Wie war es noch, dieses Marx-Zitat von der Wiederholung der Geschichte als Farce? Hobbyphilosoph Jeremy kramte in seinem Gedächtnis und ihm fiel der Zusammenhang wieder ein. Marx bezog sich da auf ein Zitat seines Lehrmeisters Hegel, das besagte, dass „alle großen weltgeschichtlichen Tatsachen und Personen sich sozusagen zweimal ereignen“. „Das eine Mal als Tragödie, das andere Mal als Farce“, habe er vergessen hinzuzufügen, so Marx. Und Marx hatte vergessen, so Gouldens, dass jede Farce auch eine Tragödie sein kann, je nach Blickwinkel, je nachdem, wo man persönlich steht. Jeremy hatte Angst vor der Tragödie, hatte Angst vor der Farce.

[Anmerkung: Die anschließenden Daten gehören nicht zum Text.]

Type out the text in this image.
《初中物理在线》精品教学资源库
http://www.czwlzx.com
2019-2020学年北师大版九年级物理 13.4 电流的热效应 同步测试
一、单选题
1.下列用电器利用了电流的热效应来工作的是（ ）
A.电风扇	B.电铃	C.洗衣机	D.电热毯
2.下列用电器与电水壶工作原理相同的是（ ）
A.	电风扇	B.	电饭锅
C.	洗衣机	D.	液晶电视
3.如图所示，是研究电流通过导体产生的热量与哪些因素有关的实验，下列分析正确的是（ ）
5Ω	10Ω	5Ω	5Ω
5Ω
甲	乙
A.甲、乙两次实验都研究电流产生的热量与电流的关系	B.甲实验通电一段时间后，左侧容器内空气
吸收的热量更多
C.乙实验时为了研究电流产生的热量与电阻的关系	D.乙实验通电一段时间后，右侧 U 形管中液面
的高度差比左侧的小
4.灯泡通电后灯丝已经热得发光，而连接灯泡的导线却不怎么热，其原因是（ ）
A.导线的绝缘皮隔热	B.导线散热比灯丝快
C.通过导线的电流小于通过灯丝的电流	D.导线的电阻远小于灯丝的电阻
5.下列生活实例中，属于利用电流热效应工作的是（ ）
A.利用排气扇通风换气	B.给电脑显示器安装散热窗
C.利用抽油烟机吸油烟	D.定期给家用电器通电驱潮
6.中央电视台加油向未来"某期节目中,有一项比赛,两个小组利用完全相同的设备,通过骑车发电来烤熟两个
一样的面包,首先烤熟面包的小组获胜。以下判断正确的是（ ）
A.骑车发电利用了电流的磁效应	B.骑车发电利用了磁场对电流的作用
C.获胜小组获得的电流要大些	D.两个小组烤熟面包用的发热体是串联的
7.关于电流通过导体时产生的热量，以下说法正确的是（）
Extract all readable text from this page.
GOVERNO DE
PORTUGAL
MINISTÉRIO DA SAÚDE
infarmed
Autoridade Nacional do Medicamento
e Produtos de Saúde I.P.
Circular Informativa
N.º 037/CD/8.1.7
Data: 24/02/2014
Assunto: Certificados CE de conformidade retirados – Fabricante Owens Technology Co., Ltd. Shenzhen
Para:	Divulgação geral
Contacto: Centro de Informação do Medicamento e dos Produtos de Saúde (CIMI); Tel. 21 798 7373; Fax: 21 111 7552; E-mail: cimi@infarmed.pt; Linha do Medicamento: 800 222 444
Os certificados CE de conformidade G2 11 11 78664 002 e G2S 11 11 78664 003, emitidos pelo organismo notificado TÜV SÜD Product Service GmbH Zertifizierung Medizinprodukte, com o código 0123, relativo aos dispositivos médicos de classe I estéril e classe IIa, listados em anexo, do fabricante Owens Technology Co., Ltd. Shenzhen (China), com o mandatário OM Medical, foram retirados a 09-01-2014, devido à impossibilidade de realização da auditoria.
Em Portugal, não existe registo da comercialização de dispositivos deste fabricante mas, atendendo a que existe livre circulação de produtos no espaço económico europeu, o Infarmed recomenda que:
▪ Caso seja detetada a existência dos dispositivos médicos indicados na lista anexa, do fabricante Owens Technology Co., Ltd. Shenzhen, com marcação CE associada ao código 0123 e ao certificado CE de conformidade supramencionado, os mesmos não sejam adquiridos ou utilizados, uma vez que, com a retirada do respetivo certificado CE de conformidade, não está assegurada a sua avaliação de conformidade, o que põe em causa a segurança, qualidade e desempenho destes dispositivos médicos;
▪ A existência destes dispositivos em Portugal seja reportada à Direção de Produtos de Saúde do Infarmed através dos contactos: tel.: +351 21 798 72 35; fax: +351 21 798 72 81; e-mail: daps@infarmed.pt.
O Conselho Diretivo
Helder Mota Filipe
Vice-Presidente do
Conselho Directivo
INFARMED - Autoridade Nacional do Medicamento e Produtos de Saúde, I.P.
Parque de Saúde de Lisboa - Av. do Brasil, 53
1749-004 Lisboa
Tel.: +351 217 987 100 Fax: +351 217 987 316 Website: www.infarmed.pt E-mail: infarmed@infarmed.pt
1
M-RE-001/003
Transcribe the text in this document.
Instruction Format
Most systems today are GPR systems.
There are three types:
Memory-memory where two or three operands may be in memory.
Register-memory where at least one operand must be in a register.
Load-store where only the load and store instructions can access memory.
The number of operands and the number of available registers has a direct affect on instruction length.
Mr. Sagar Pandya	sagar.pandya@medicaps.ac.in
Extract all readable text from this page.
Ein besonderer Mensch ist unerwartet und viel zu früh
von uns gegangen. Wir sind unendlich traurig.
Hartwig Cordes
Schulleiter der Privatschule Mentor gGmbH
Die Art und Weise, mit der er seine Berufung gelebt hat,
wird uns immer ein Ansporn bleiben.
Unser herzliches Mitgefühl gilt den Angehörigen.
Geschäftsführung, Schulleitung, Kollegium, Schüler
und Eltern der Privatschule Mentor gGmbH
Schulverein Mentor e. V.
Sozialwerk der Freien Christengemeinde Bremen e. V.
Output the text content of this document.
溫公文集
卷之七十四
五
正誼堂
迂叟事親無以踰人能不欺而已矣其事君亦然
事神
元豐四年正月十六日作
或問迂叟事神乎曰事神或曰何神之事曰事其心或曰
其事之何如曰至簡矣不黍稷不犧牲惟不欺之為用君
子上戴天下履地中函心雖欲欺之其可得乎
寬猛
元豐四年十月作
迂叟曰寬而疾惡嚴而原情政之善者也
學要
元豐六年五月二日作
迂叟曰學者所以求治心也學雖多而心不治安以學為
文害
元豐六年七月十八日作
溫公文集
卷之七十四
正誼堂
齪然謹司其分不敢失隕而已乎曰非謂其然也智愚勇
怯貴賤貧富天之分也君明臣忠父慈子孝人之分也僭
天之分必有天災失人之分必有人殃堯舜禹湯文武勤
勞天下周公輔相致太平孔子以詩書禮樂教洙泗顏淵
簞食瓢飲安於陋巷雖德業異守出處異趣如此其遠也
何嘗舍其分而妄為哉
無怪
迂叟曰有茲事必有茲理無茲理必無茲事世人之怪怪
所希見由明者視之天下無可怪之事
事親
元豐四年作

Vor ihm eröffnete sich der Blick auf das gelb beleuchtete Brandenburger Tor. Hier hatte sich einst die Berliner Mauer erhoben. Jeremy erinnerte sich an seinen ersten Westberlin-Besuch Mitte der achtziger Jahre. Er könnte dieses Tor, das so lange ein Symbol der geteilten Stadt gewesen war, jetzt durchschreiten und unter den Linden nach Osten gehen. Aber Jeremy entschied, dass er am Endpunkt seiner nächtlichen Wanderung angelangt war. Oben auf dem Tor hell bestrahlt die Quadriga: Eine geflügelte Frau, die Friedensbotin, lenkt ihren Wagen, von vier Pferden bespannt, auf die Fahrt ins Ungewisse.
Jeremy verspürte den Impuls, Cathy anzurufen, jetzt, mitten in der Nacht. Doch sicher schlief sie, und sie war nie gut gelaunt, wenn er sie weckte. Aber vielleicht konnte er schon morgen zurückfliegen, nicht erst übermorgen, und sie überraschen. Ihrer Ehe Frieden und Versöhnung bringen. Ja, morgen, gleich nach Schwanenwerder, würde er sich bemühen, noch einen Flug zu ergattern. Oder, das war wohl realistischer, zumindest früh am Morgen darauf. Und Mie dann schleunigst vergessen. Jedenfalls diese Mie und alles, was sie in ihm auslöste. Sie war nur ein Traum gewesen. Ein wiedererwachter Traum aus der Vergangenheit, in dem man nächtlich trunken schwelgt, über den man tags indes nur den Kopf schütteln kann.
Aber die Rolle sollte sie bekommen. Klar. Das war eine Sache der Kunst, nicht der persönlichen Gefühle. Interesseloses Wohlgefallen.
Auf einmal tat ihm Cathy leid. Er ließ sie zu viel allein. Wo sie doch eine schwere Zeit durchmachte. Erst vor wenigen Wochen hatte sie wieder eine Fehlgeburt gehabt. Dabei hatten sie sich doch alle Mühe gegeben. Nein, er würde nicht so schnell aufgeben. Liebe war nicht nur ein Gefühl, sondern eine Verantwortung, Verpflichtung.
Entschlossen richtete er seine Schritte zurück, hin zum Hotel.
Aber wie rätselhaft schön die schwarze Mie gelächelt hatte. Und so gern wäre er darin versunken. In ihrem Lächeln, ihren Mandelaugen.
Er winkte einem Taxi. Nichts wie zurück ins Hotel.